Robot with AI to join space station crew
German-built machine to help with experiments
CAPE CANAVERAL, Fla. — A robot with true artificial intelligence is about to invade space.
The large, round, plastic robot head is part of Spacex’s latest supply delivery to the International Space Station.
Friday’s pre-dawn liftoff also includes two sets of genetically identical female mice that will pick up where NASA’S identical twin brother astronauts left off a few years ago. Super-caffeinated coffee is also flying up for the crew.
The German robot is named Cimon, pronounced Simon, after a genius doctor in science fiction’s “Captain Future.”
Cimon’s human handlers promise there will be no mutinous takeovers like HAL from “2001: A Space Odyssey.”
“He’s a friendly guy, and he has this hard power-off button,” German Space Agency physicist Christian Karrasch, the project manager, told The Associated Press on Thursday.
Like HAL, the autonomous Cimon is an acronym: it stands for Crew Interactive Mobile Companion. Its AI brain is courtesy of IBM.

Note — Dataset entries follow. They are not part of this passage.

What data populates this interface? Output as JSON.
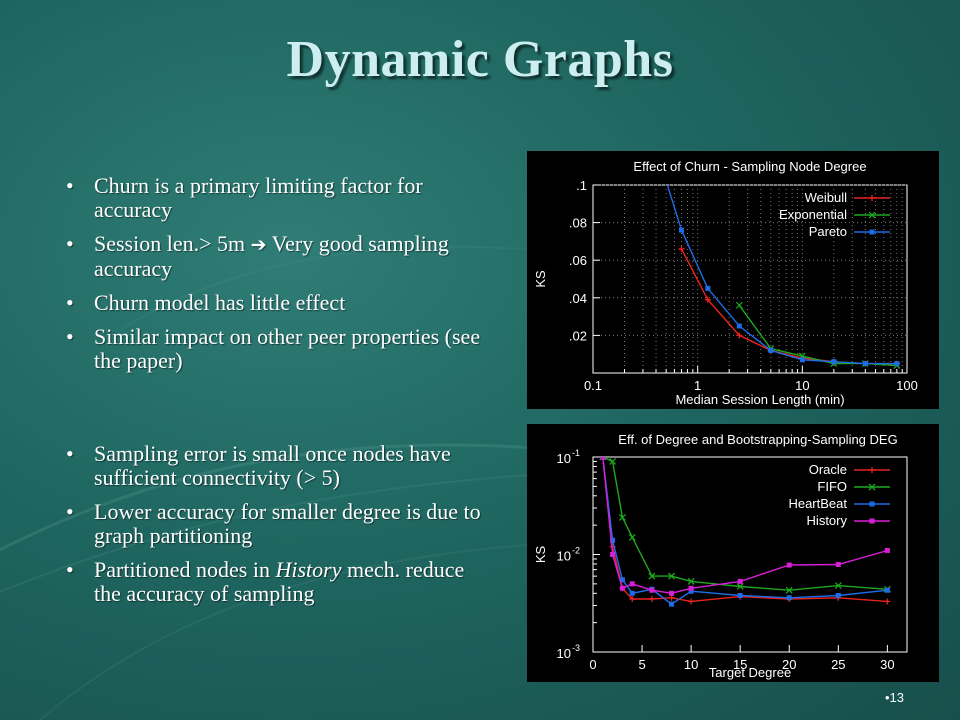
{
  "slide": {
    "title": "Dynamic Graphs",
    "page_number": "•13",
    "bullet_char": "•"
  },
  "bullets_top": [
    {
      "parts": [
        {
          "t": "Churn is a primary limiting factor for accuracy"
        }
      ]
    },
    {
      "parts": [
        {
          "t": "Session len.> 5m "
        },
        {
          "t": "➔",
          "arrow": true
        },
        {
          "t": " Very good sampling accuracy"
        }
      ]
    },
    {
      "parts": [
        {
          "t": "Churn model has little effect"
        }
      ]
    },
    {
      "parts": [
        {
          "t": "Similar impact on other peer properties (see the paper)"
        }
      ]
    }
  ],
  "bullets_bottom": [
    {
      "parts": [
        {
          "t": "Sampling error is small once nodes have sufficient connectivity (> 5)"
        }
      ]
    },
    {
      "parts": [
        {
          "t": "Lower accuracy for smaller degree is due to graph partitioning"
        }
      ]
    },
    {
      "parts": [
        {
          "t": "Partitioned nodes in "
        },
        {
          "t": "History",
          "italic": true
        },
        {
          "t": " mech. reduce the accuracy of sampling"
        }
      ]
    }
  ],
  "chart_data": [
    {
      "type": "line",
      "title": "Effect of Churn - Sampling Node Degree",
      "xlabel": "Median Session Length (min)",
      "ylabel": "KS",
      "xscale": "log",
      "xlim": [
        0.1,
        100
      ],
      "ylim": [
        0,
        0.1
      ],
      "xticks": [
        0.1,
        1,
        10,
        100
      ],
      "xtick_labels": [
        "0.1",
        "1",
        "10",
        "100"
      ],
      "yticks": [
        0.02,
        0.04,
        0.06,
        0.08,
        0.1
      ],
      "ytick_labels": [
        ".02",
        ".04",
        ".06",
        ".08",
        ".1"
      ],
      "grid": true,
      "legend": "top-right",
      "series": [
        {
          "name": "Weibull",
          "color": "#e8231f",
          "marker": "plus",
          "x": [
            0.7,
            1.25,
            2.5,
            5,
            10,
            20,
            40,
            80
          ],
          "y": [
            0.066,
            0.039,
            0.02,
            0.012,
            0.008,
            0.006,
            0.005,
            0.005
          ]
        },
        {
          "name": "Exponential",
          "color": "#1ea81e",
          "marker": "x",
          "x": [
            2.5,
            5,
            10,
            20,
            40,
            80
          ],
          "y": [
            0.036,
            0.013,
            0.009,
            0.005,
            0.005,
            0.004
          ]
        },
        {
          "name": "Pareto",
          "color": "#1e6ce8",
          "marker": "square",
          "x": [
            0.5,
            0.7,
            1.25,
            2.5,
            5,
            10,
            20,
            40,
            80
          ],
          "y": [
            0.102,
            0.076,
            0.045,
            0.025,
            0.012,
            0.007,
            0.006,
            0.005,
            0.005
          ]
        }
      ]
    },
    {
      "type": "line",
      "title": "Eff. of Degree and Bootstrapping-Sampling DEG",
      "xlabel": "Target Degree",
      "ylabel": "KS",
      "yscale": "log",
      "xlim": [
        0,
        32
      ],
      "ylim": [
        0.001,
        0.1
      ],
      "xticks": [
        0,
        5,
        10,
        15,
        20,
        25,
        30
      ],
      "xtick_labels": [
        "0",
        "5",
        "10",
        "15",
        "20",
        "25",
        "30"
      ],
      "yticks": [
        0.001,
        0.01,
        0.1
      ],
      "ytick_labels": [
        {
          "base": "10",
          "exp": "-3"
        },
        {
          "base": "10",
          "exp": "-2"
        },
        {
          "base": "10",
          "exp": "-1"
        }
      ],
      "grid": false,
      "legend": "top-right",
      "series": [
        {
          "name": "Oracle",
          "color": "#e8231f",
          "marker": "plus",
          "x": [
            1,
            2,
            3,
            4,
            6,
            8,
            10,
            15,
            20,
            25,
            30
          ],
          "y": [
            0.1,
            0.012,
            0.0045,
            0.0035,
            0.0035,
            0.0036,
            0.0033,
            0.0037,
            0.0035,
            0.0036,
            0.0033
          ]
        },
        {
          "name": "FIFO",
          "color": "#1ea81e",
          "marker": "x",
          "x": [
            1,
            2,
            3,
            4,
            6,
            8,
            10,
            15,
            20,
            25,
            30
          ],
          "y": [
            0.1,
            0.09,
            0.024,
            0.015,
            0.006,
            0.006,
            0.0053,
            0.0047,
            0.0043,
            0.0048,
            0.0044
          ]
        },
        {
          "name": "HeartBeat",
          "color": "#1e6ce8",
          "marker": "square",
          "x": [
            1,
            2,
            3,
            4,
            6,
            8,
            10,
            15,
            20,
            25,
            30
          ],
          "y": [
            0.1,
            0.014,
            0.0055,
            0.004,
            0.0044,
            0.0031,
            0.0042,
            0.0038,
            0.0036,
            0.0038,
            0.0043
          ]
        },
        {
          "name": "History",
          "color": "#d81ed8",
          "marker": "square",
          "x": [
            1,
            2,
            3,
            4,
            6,
            8,
            10,
            15,
            20,
            25,
            30
          ],
          "y": [
            0.1,
            0.01,
            0.0045,
            0.005,
            0.0043,
            0.004,
            0.0045,
            0.0053,
            0.0078,
            0.0079,
            0.011
          ]
        }
      ]
    }
  ]
}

German astronaut Alexander Gerst, who arrived at the orbiting lab a month ago, will introduce Cimon to space life during three one-hour sessions. Already savvy about Gerst’s science experiments, the self-propelling Cimon will float at the astronaut’s side and help, when asked, with research procedures.
Cimon smiles when it senses the conversation is upbeat and frowns when it’s sad. A small screen on the sphere serves as its face.
During its open-ended stay on the space station, Cimon should grow ever smarter, its system updated via IBM’S Cloud.